Which is where we are today: a loud and committed authoritarian populace, making up no more than a quarter of Americans, is attempting to silence and destroy the factured, defensive democratic opposition. That opposition is committed to the elevation of the United States as an intellectual and moral powerhouse, something Trump and his people cannot do as it is literally not in their nature, but is so factured on questions of tactics and outcomes that it has struggled to unify in the face of Trumpism.

The one thing that blows my mind about this book is that Josef Mengele is the villain of this book, presented as a mass-murderer who’s willing to commit murder even today to accomplish his goals. But the fascinating thing is that when Levin wrote this book in 1974, the real Josef Mengele was still alive. He was hiding out in Brazil, and his real life was far more boring and mundane than the burgeoning Nazi revival project depicted in the novel. But what was he going to do? Come out of hiding to protest that the book was a maligning, slanderous misrepresentation of his life and work?
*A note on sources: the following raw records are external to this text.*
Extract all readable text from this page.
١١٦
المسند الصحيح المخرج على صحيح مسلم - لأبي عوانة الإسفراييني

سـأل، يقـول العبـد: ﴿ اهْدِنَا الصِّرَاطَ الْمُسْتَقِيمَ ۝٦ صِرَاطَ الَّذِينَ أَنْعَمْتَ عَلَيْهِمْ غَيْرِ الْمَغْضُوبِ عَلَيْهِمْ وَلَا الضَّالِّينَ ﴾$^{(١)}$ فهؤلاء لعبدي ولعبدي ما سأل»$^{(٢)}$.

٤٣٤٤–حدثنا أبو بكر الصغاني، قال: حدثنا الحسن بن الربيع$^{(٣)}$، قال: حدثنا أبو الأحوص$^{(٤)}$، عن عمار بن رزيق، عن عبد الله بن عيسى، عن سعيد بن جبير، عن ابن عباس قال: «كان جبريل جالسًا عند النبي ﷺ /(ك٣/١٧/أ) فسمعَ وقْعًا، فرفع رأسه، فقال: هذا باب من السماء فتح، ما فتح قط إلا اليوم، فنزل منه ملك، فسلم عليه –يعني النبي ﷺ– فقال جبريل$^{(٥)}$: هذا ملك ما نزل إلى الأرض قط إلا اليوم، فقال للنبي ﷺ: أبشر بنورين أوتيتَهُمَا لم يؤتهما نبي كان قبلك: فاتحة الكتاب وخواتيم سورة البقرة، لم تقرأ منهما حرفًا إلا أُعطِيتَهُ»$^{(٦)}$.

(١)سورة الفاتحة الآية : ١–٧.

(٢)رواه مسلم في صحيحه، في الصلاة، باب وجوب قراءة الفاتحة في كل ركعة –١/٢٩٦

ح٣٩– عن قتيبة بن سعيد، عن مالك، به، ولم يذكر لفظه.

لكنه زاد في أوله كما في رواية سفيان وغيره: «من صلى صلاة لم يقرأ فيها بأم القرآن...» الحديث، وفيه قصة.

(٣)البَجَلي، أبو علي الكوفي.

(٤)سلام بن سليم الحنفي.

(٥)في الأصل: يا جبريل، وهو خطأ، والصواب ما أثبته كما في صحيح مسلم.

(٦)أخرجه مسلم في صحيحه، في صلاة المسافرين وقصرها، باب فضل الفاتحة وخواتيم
Mengele died in 1979, and it’s fair to say he died badly: paralyzed by a stroke while swimming, he died of drowning, unable to save himself.

The book ends with one of the 18 boys whose fathers were successfully killed by Odessa. The boy is already a talented artist who loves to draw comic books and already knows about storyboards, and he dreams of being a filmmaker someday. As he draws a crowd scene for the movie he’s plotting, he hears

… the people cheering, roaring; a beautiful growing love-thunder that built and build, and then pounded, pounded, pounded, pounded.

Sort of like in those old Hitler movies.